Democrats in the Minnesota Senate have had the temerity to fight these proposals. Don't those ingrates remember everything that Ronald Reagan did for them? Minnesota was the only state not to go into the Reagan column in 1984, but did the Reagan administration act in a petty, vindictive way afterward? Not at all. Why, the administration proposed four brand new nuclear waste disposal sites in 1985, and all four were in Minnesota! Humble in victory, gracious in defeat -- that was Reagan.
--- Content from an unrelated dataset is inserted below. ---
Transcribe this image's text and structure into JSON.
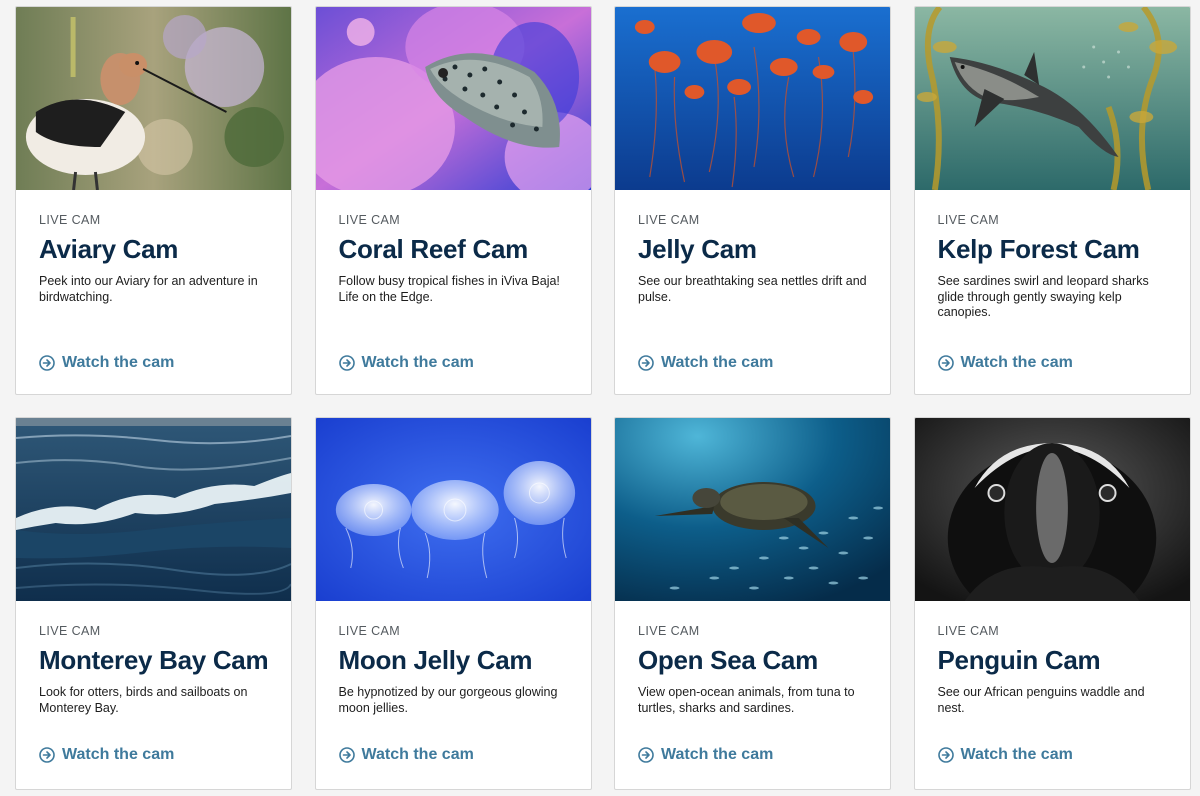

But the first order for the legislature was to pass a fawning resolution, crediting Reagan for the collapse of the Soviet Union, the destruction of millions of pollution-causing trees, and the discovery that supply-side economics doesn't work. However, as the Saint Paul Pioneer Press reported:

Senate Democrats said the resolution was too glowing and too political.

Sen. Dick Cohen, DFL-St. Paul, suggested adding phrases to the resolution that would praise the presidency of Democrat Bill Clinton and note that Minnesota, unlike every other state, was not carried by Reagan in 1984.

Republicans said Cohen's suggestion was a "slap in the face."

"I'm dismayed at the kind of action I've seen here today. … I'm saddened by this whole episode, Senator Cohen," said Sen. Gen Olson, R-Minnetrista, her voice breaking with emotion.

It's a requirement for Reaganauts, you know: when speaking about him, your voice must crack with emotion.

It's just one of those things you gotta do.

Wednesday, February 02, 2005
Joe Is A-OK

I'm only going to say this once: he's not a doll, he's an action figure.

When I heard that Iraqi insurgents had captured an American action figure and were holding him hostage, I was a little worried. One of my best friends from childhood was an action figure -- a tough-talking American G.I. named Joe.

In those days I really looked up to Joe, but he wasn't much of a conversationalist. He was always jabbering about duty, honor, his mission -- things that a suburban kid like me could scarcely understand. He was a brooding, restless figure, always staring at the horizon. Sometimes, at night, I would find him out looking at the stars. What did he see out there? What was he looking for? Did he yearn for some adventure in a distant land, or was he always anticipating a sneak attack? Maybe he was haunted by the things he had seen....the things he had been forced to do in the name of his country.

He wanted me to follow him into a military career but it just wasn't what I wanted out of life. We fell out of touch for many years, but I ran into him once at the airport a few years ago. He looked the same as ever, and seemed glad to see me, but his businesslike demeanor hadn't changed. He was catching a flight to the Sabaragamuwa province in Sri Lanka, where he planned to lead a group of government-funded mercs against the Tamil Tiger rebels.

I laughed and shook his hand. Same old Joe!

When I finally saw the photo of the captured action figure, I'll admit to feeling some relief. The guy they captured wasn't Joe after all, but some second-rater named Cody (Cody's get-up, by the way, was laughable; where does he shop for military gear, Marshalls?). I should've known that Joe would never get captured anyway; he lacked a kung-fu grip but he never needed that sort of thing. Give the guy a bowie knife and he could take out a dozen Vietcong. And I suppose he's still out there somewhere, muttering to himself about duty and honor and his mission.